It’s been over a year since I’ve blogged on anything from the Harvard Business Review. For business intelligence, big data and analytics relevance, the more tech-focused MIT Sloan Management Review’s probably a better bet at this point. But every now and then HBR hits the evidence-based mark with an article that can have a big influence on our discipline.

Like many HBR editions, September 2012 revolves on business strategy, the Editor’s introduction articulating the challenge of a “Proper Theory of Business (is) to marry empirical rigor with creative thinking.” Included in the spotlight is an intriguing piece entitled “Bringing Science to the Art of Strategy,” written by several B-school academics and the former chairman and CEO of Procter & Gamble. A credible team it would seem.

I’ve authored several articles on the collaboration of strategy and science, cleverly naming the fusion “the science of business.” In fact, my “Science of Business Manifesto” does little more than steal from Kaplan and Norton’s classic “The Balanced Scorecard” which “builds upon the premise of strategy as hypotheses.

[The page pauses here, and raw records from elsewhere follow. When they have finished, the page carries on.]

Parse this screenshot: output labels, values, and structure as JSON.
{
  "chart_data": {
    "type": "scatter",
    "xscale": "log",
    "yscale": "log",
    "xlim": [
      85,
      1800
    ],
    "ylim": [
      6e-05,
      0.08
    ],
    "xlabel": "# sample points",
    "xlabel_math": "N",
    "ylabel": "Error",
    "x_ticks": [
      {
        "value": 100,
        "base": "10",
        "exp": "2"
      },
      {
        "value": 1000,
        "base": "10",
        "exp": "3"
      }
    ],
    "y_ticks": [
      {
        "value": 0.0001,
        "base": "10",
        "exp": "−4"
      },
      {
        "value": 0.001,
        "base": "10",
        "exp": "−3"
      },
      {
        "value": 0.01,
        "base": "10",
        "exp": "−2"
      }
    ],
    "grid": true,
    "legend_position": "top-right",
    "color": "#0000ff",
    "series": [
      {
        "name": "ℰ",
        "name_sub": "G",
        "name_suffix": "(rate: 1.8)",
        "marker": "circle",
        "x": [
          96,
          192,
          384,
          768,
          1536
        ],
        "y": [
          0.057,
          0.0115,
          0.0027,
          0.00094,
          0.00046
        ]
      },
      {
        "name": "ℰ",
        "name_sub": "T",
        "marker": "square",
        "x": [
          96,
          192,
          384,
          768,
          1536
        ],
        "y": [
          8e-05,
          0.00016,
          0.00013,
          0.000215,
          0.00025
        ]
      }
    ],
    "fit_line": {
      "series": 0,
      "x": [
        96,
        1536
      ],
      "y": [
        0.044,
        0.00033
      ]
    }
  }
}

Strategy implies the movement of an organization from its present position to a desirable but uncertain future position. Because the organization has never been to this future position, its intended pathway involves a series of linked hypotheses to be described as a set of cause-and-effect relationships that are explicit and testable. Further, the strategic hypotheses require identifying the activities that are the drivers (or lead indicators) of the desired outcomes (lag indicators).”

“Bringing Science to the Art of Strategy” expands on this notion, detailing a methodology for hypotheses-driven strategy development. The authors’ point of departure is that traditional strategic planning is broken, and actually perpetuates the status quo rather than produce new strategies. The reason? Conventional strategic planning is not scientific, lacking rigorous hypotheses and tests of same. “It is though modern strategic planning decided to be scientific but then chopped off essential elements of science.”

The 7-step approach the authors propose starts with the “recognition that the organization must make a choice and that the choice has consequences.” In response to the choice comes formulation of two or more possibilities, or well-specified hypotheses, asking what must be true for them to be credible. “The need for a choice drives consideration of the wide range of possibilities to consider.”  The status quo of no change should be among those possibilities.

As an illustration, the authors cite P&G’s 1990’s contemplation of entry into the beauty care market, where it lacked a skin care brand. Strategic possibilities to meet the felt need included going up-market with Oil of Olay, purchasing Clinique from Estee Lauder, or extending its Cover Girl brand into skin care.

Once the possibilities have been delineated, the methodology specifies the conditions for success – what must be true each possibility to be credible. This step does not discuss what is true, but rather what would have to be true for the possibility to be viable.  

Step 4 identifies barriers to success, sorting conditions according to their likelihood. “The ideal output is an ordered list of barriers to each possibility,” several of which are cause for concern.

At this point in the process, BI and performance measurement come into play as tests are designed on the barrier conditions. Prospective tests might involve analysis of existing company data, the conduct of customer surveys, focus group inquiries or other methods. A critical success factor is that all involved “believe that the test is valid and can form the basis for rejecting the possibility in question or generating commitment to it.”

After the testing methodology’s identified, the tests must, of course, be conducted. The authors recommend that the “testers” be from outside the strategy group – and focus on testing only, not on revisiting conditions. With the P&G beauty care example, “the most challenging condition for the Olay masstige possibility related to pricing.” Hypotheses-driven tests examined premium price points between $12.99 and $18.99 with very different – and unexpected – results: $12.99 was really good, $15.99 was mediocre, and $18.99 was great.

With the possibility-based methodology, the final “the choice-making step becomes simple, even anticlimactic. The group needs only to review the analytical test results and choose the possibility the faces the fewest serious barriers.” In the P&G illustration, the company ended up following the methodology to its logical conclusion, “deciding to launch an upmarket product called Olay Total Effects for $18.99,” transforming a mass market product “into a prestige-like product line at a price point close to that of department store brands.”

I like the possibilities-based strategy development methodology. It’s sensible to me, making strategy seem less artsy and more scientific – evidence-based. The connections to business intelligence/performance management are strong, especially with the data-driven design and conduct of condition tests.  At the end of the day, I guess what I like most is that in the experts versus analytics continuum, PBS pushes the needle towards the latter!